ゲーム制作っちゅうのはまっことえらい難しいもんで、創意工夫を凝らして手間暇かけて作り込んだとしても、それが必ずしも良い方向に向かうとは限らないんだよな。工夫を凝らした結果かえって楽しさが失われてしまった、時間をかけて作り込むごとにどんどんダメなゲームになっていく……そういったことはまま起きるものだ。あえて「何もしない」ことが正解になるということもある。これもそんなゲームのひとつだ。
本作の核心であり攻略の基本となっているのは「敵弾を吸収する」というシステム。これはほんとに基本の基本。何しろ初期状態の自機には武器というモノが搭載されておらず、それはすなわちショットを撃つことすらできないのだ。なのでプレイヤーがまず最初にするべきは敵弾を吸収することで攻撃手段を得ることである。それを知らないと必死にボタンを連打しながら「ショットが出ねェ!」と騒ぐことになる(なった)。

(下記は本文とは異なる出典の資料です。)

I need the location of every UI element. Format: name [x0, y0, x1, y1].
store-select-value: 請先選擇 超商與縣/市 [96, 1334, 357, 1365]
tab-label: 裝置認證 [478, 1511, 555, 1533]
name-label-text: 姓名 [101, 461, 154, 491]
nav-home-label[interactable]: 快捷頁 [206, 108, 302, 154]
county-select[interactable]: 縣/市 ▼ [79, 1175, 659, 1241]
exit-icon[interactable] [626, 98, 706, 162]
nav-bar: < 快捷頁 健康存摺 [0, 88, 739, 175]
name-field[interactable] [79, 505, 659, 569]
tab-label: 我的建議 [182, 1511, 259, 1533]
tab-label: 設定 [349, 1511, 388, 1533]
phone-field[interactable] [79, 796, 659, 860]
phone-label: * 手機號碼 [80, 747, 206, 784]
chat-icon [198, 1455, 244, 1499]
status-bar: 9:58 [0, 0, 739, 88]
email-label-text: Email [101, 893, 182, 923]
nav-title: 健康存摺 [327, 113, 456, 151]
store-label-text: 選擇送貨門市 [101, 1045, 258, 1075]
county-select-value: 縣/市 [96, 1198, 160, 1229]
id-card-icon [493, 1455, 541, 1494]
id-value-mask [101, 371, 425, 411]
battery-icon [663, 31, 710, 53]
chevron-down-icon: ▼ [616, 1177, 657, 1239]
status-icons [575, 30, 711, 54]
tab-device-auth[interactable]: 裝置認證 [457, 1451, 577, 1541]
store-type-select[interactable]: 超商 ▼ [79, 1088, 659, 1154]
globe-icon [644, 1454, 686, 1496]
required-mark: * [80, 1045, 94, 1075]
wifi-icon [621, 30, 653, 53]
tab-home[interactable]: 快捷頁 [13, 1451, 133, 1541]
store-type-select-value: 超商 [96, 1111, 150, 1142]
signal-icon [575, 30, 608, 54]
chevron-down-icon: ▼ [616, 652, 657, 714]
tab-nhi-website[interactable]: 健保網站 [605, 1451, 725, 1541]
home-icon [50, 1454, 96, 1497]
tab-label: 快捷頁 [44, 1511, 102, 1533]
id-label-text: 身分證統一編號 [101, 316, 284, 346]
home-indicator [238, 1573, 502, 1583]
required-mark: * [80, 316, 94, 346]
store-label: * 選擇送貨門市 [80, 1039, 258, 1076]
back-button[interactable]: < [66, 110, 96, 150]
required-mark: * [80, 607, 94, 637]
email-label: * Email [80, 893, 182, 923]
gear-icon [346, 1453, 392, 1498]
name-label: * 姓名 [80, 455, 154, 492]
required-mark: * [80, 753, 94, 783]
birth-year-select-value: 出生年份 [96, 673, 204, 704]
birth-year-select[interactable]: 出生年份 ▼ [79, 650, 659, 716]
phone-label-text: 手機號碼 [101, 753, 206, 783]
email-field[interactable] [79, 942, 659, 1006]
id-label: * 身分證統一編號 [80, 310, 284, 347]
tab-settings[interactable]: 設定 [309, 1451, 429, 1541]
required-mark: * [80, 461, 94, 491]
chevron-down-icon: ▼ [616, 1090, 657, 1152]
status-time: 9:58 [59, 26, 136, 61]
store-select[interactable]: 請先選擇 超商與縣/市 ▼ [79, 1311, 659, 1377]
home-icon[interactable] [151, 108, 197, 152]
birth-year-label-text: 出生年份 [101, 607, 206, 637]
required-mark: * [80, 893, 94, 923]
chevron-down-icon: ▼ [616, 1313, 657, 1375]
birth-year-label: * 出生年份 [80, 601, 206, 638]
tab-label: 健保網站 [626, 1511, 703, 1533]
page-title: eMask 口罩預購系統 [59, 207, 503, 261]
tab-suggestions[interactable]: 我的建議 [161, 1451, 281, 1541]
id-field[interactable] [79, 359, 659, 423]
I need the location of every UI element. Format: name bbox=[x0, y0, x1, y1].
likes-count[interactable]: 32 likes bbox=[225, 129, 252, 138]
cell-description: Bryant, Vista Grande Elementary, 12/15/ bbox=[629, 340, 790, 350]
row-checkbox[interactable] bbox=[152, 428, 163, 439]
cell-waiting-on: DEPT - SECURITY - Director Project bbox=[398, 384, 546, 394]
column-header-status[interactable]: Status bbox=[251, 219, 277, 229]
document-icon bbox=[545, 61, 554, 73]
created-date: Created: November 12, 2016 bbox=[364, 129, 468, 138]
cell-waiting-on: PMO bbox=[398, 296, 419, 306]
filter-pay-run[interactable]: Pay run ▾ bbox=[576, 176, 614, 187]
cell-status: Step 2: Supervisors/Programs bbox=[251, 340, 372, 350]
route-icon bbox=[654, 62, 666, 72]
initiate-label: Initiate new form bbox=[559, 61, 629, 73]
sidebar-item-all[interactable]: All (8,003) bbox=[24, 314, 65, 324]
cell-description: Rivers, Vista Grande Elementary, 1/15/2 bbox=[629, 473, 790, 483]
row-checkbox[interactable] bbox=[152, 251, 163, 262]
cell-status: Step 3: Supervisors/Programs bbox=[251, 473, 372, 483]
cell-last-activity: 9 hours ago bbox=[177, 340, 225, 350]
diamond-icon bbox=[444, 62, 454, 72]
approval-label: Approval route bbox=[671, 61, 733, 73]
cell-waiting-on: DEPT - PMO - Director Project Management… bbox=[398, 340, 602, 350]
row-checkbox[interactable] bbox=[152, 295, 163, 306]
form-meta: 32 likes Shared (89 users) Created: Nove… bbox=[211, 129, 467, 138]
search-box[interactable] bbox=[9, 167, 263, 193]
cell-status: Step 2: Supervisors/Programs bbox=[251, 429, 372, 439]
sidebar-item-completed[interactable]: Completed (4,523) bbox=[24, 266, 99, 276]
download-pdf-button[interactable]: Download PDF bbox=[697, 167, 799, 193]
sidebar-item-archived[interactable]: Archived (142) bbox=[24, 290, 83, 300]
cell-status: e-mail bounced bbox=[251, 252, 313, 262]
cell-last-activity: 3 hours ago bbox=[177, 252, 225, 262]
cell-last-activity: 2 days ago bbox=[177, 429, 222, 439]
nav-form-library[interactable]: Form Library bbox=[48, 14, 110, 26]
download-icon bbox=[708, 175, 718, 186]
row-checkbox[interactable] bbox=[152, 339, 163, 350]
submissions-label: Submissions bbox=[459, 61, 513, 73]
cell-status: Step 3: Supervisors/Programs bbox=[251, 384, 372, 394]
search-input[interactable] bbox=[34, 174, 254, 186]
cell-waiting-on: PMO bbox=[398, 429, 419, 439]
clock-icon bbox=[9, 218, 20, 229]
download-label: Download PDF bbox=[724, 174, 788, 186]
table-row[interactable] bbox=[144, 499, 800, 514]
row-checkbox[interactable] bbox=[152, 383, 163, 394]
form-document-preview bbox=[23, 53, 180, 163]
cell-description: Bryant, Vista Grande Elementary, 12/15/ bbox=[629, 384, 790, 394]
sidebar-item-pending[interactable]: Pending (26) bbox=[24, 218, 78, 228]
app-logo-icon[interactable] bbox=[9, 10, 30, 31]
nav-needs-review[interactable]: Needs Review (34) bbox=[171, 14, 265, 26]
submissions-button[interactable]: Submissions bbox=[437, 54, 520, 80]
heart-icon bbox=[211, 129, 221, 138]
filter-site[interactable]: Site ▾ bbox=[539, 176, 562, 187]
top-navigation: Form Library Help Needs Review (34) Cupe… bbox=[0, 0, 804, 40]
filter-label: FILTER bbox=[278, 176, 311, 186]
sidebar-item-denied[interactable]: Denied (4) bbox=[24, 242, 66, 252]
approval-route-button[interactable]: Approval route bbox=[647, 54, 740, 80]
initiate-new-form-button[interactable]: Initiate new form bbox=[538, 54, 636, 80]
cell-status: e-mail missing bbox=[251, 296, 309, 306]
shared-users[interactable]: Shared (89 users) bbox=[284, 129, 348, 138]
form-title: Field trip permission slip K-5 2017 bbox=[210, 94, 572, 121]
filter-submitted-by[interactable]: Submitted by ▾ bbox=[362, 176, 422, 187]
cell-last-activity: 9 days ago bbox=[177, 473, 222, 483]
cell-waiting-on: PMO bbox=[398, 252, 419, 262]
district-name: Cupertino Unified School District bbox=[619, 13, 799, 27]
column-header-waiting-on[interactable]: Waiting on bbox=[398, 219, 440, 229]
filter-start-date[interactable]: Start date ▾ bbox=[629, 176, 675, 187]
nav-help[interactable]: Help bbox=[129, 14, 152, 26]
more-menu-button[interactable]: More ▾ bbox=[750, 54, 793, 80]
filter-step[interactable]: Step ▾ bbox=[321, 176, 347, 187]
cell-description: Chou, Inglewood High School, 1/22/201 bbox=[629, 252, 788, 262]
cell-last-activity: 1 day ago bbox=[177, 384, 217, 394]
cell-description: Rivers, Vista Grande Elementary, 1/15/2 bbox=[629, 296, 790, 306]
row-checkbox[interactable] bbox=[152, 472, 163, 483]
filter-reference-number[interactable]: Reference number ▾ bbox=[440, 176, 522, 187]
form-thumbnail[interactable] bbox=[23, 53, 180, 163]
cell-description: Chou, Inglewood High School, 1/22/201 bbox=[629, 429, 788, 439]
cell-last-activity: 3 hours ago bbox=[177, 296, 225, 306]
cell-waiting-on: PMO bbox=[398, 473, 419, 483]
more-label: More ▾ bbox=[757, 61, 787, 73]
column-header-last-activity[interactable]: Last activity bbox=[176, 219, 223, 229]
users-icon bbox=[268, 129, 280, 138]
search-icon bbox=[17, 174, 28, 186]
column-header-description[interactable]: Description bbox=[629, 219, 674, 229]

このシステムで面白いのは敵弾を吸収して使えるようになるショットはその敵弾の性質に依存するということだ。ストレート系の敵弾を吸収すれば直線ショットが使えるようになるし、レーザー系の攻撃を吸収すれば自機のショットはレーザーになる。吸収というよりはコピー能力に近い感じだ。また自機にはエネルギー容量があり、これも敵弾の吸収によってチャージされるのだがショットを撃つことで消費されるエネルギーは武器ごとに異なる。さらには吸収のしすぎてエネルギー限界値を超過してしまうとオーバーヒートが発生し、自機が一定時間無防備な状態になってしまう。なんでもかんでも吸いまくって撃ちまくればいいというわけではなく、どの敵弾を吸収しどの武器を使うべきか、武器のエネルギー消費と敵弾の吸収量を天秤にかけて戦略的に立ち回ることが要求される。
……わかる!作者が何をしたいのか、プレイヤーに何をさせたいのかめっちゃわかる!わかるんだけど、まあ正直あんまり楽しくないんだなこれが!こういう敵弾を反射したり吸収したりするゲームってのは「カウンター」が一番楽しいところなんじゃないのか。敵の攻撃が激しくなればなるほど、それが逆にプレイヤーの有利にもなりえる、追い詰められるストレスからの一転攻勢こそがプレイしてて気持ちのいい瞬間なんじゃないのか。それをオーバーヒートしないように気を付けながら、結局は敵弾を避けるプレイをしなくちゃならんというのはなんとも本末転倒に思える。最高難易度なんてただでさえ敵弾が多いのにオーバーヒートの判定に補正までかかってて、ちょっと敵弾に触れただけであっという間にエネルギーが超過する。プレイ中ずっとアーマードコアばりの繊細なエネルギー管理を要求されてカウンターの爽快感などまったく無い。このゲームは吸収バリアを展開するのに必要なリソース等は存在しないので常時バリアを張った状態でいられる。オーバーヒートがないとゲームとしての整合性が取れないのはわかる!わかるけども…そんな変なことしなくても普通にバリアのほうに使用制限をつけるほうがよくない?
作者は頑張って良いゲームにしようとしたんだろう。敵弾吸収やエネルギー管理以外にも、ほかのSTGでは見ないような珍しいシステムが多数採用されていて、かなり試行錯誤して作り込んだであろうことがうかがえる。しかしその頑張りがゲームの楽しさに繋がらなかった。もっと普通でよかった。幸いなことに難易度の低いモードではシステム的な制限が緩く、好きなように敵弾を吸収しまくってショットを撃ちまくるプレイがそこそこ通用する。真剣にプレイして上の難易度を目指し始めるとどんどん窮屈なゲームになっていくので、低難易度でカジュアルに遊ぶのがいいだろう。…でも最高難易度じゃないと真エンド見れないんだよなァ~!う~ん……。